We need roads for freight and tradies and not everyone can cope or commute without a car. But it’s time we start to seriously consider better, cheaper, healthier ways to ease the city’s transport burden.
Cycling is the fastest-growing mode of transport almost everywhere except Sydney, which has allocated barely any money for bike paths – just $97.9 million in the NSW budget for “active transport” which includes pedestrian paths – over the four years to 2026/7.
Cycling in Sydney is institutionally despised, too. A connected bike network across the city is not planned, funded or discussed outside a “strategy” document which contemplates a network that might be built in 2056.
Bikes are not allowed on buses, for the safety of passengers, I’m told. The exclusion of cyclists extends to new roads and upgraded ones such as the $4 billion Warringah freeway that does not include any space for bikes, despite 16 lanes being built for traffic.

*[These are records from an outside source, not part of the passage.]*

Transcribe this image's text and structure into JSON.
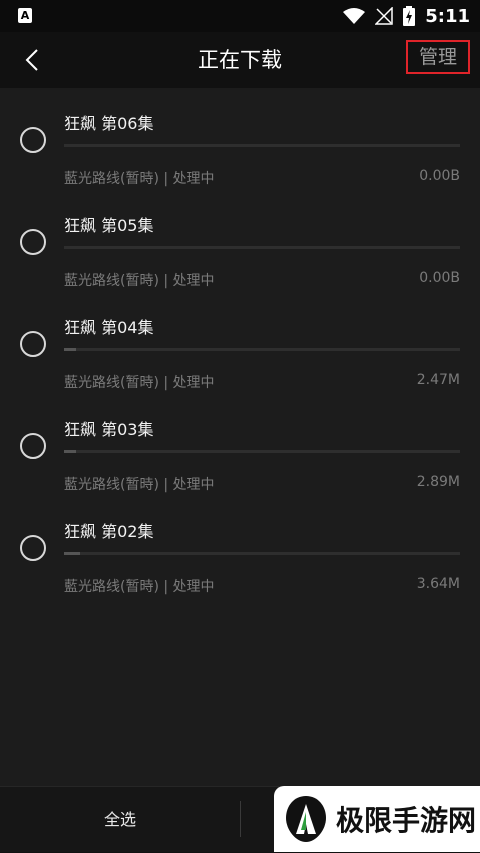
{
  "status_bar": {
    "app_icon_letter": "A",
    "time": "5:11"
  },
  "header": {
    "title": "正在下载",
    "manage_label": "管理"
  },
  "downloads": [
    {
      "title": "狂飙 第06集",
      "meta": "藍光路线(暂時) | 处理中",
      "size": "0.00B",
      "progress": 0.0
    },
    {
      "title": "狂飙 第05集",
      "meta": "藍光路线(暂時) | 处理中",
      "size": "0.00B",
      "progress": 0.0
    },
    {
      "title": "狂飙 第04集",
      "meta": "藍光路线(暂時) | 处理中",
      "size": "2.47M",
      "progress": 0.03
    },
    {
      "title": "狂飙 第03集",
      "meta": "藍光路线(暂時) | 处理中",
      "size": "2.89M",
      "progress": 0.03
    },
    {
      "title": "狂飙 第02集",
      "meta": "藍光路线(暂時) | 处理中",
      "size": "3.64M",
      "progress": 0.04
    }
  ],
  "bottom_bar": {
    "select_all_label": "全选"
  },
  "watermark": {
    "text": "极限手游网"
  },
  "colors": {
    "accent_red": "#e0242a",
    "background": "#1c1c1c"
  }
}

When a new bike path dares to claim a small space on a road where cars are parked freely, angry residents tend to band together and protest against the plans. Heaven forbid a bike path takes a few hundred metres of public space from the hundreds of thousands of kilometres that parked cars occupy. It would be best if, when bike lanes are built, they don’t share space with pedestrians, or utilities or sign posts or have cars parked so close to them that their doors open into the bike path.
E-bikes are restricted from going faster than 25km/h in NSW. This makes riding in traffic dangerous as the bike motor helps you accelerate and then cuts out as traffic catches up. Then the motor kicks in and out continuously at low speeds. In Canada and America the limit is 32 to 45km/h, which improves commuting for all.

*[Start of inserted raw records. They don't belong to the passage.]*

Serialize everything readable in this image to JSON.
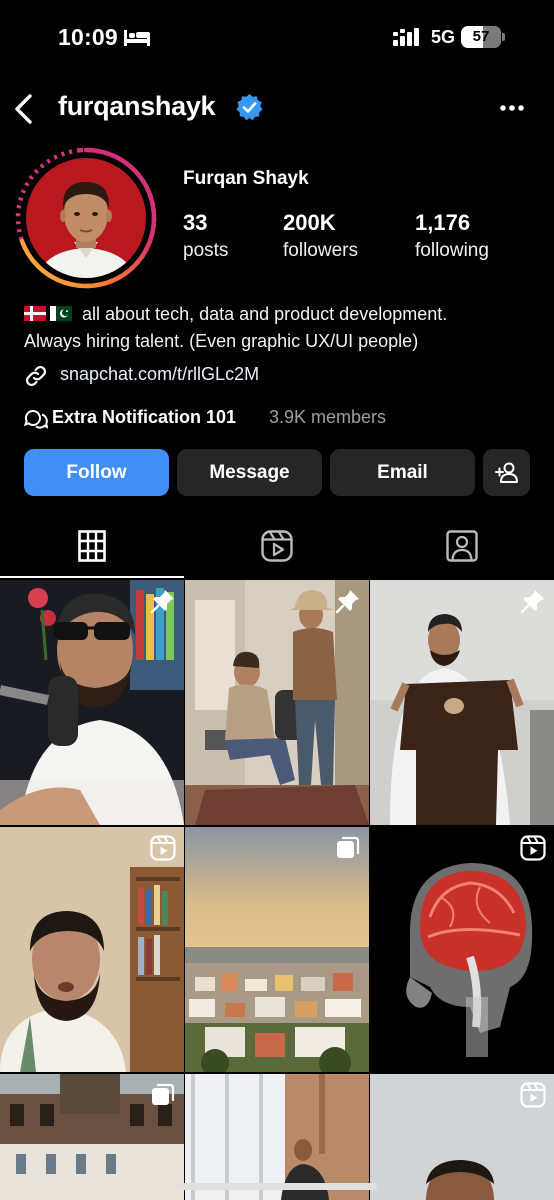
{
  "status_bar": {
    "time": "10:09",
    "network": "5G",
    "battery": "57"
  },
  "header": {
    "username": "furqanshayk"
  },
  "profile": {
    "display_name": "Furqan Shayk",
    "stats": [
      {
        "value": "33",
        "label": "posts"
      },
      {
        "value": "200K",
        "label": "followers"
      },
      {
        "value": "1,176",
        "label": "following"
      }
    ],
    "bio_line1": "all about tech, data and product development.",
    "bio_line2": "Always hiring talent. (Even graphic UX/UI people)",
    "link": "snapchat.com/t/rllGLc2M",
    "channel_name": "Extra Notification 101",
    "channel_members": "3.9K members"
  },
  "actions": {
    "follow": "Follow",
    "message": "Message",
    "email": "Email"
  },
  "tabs": [
    {
      "name": "grid-tab",
      "icon": "grid-icon",
      "active": true
    },
    {
      "name": "reels-tab",
      "icon": "reels-icon",
      "active": false
    },
    {
      "name": "tagged-tab",
      "icon": "tagged-person-icon",
      "active": false
    }
  ],
  "posts": [
    {
      "badge": "pin-icon"
    },
    {
      "badge": "pin-icon"
    },
    {
      "badge": "pin-icon"
    },
    {
      "badge": "reels-icon"
    },
    {
      "badge": "carousel-icon"
    },
    {
      "badge": "reels-icon"
    },
    {
      "badge": "carousel-icon"
    },
    {
      "badge": "none"
    },
    {
      "badge": "reels-icon"
    }
  ],
  "colors": {
    "accent": "#3f8ff7",
    "button_bg": "#262626",
    "background": "#000000",
    "verified": "#3897f0"
  }
}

Last week, new plans were hatched to ban all e-bikes and scooters from being kept in apartments because they may pose a fire risk. This is a real safety issue but not all e-bikes are dangerous. Sometimes cars burst into flames.
So if we move past the rage against machines that make no noise, and harm very few, how can we take them mainstream and sideline expensive, dangerous, polluting, taxpayer-money-sucking vehicles?
Adding bike racks to buses would help commuters who travel long distances and remove a few road-raged drivers stuck at spaghetti junctions. It wouldn’t cost much and provides a failsafe for riders whose tires are punctured by broken glass and twisted metal from car crashes.
An e-bike subsidy, similar to the electric car incentives, could encourage a switch that saves more carbon dioxide and infrastructure than an electric car. These ideas have been successfully implemented overseas. The Irish and Belgians are even entitled to a bicycle allowance for commuting.
If a few more safe bike lanes are built, fewer people will drive to work or the shops or schools, and we’ll get a less polluted, less expensive, safer environment. But we need to stop hating cyclists and start criticising the car-centred policies that have cost us so much already.
Nigel Gladstone is an investigative journalist at The Sydney Morning Herald.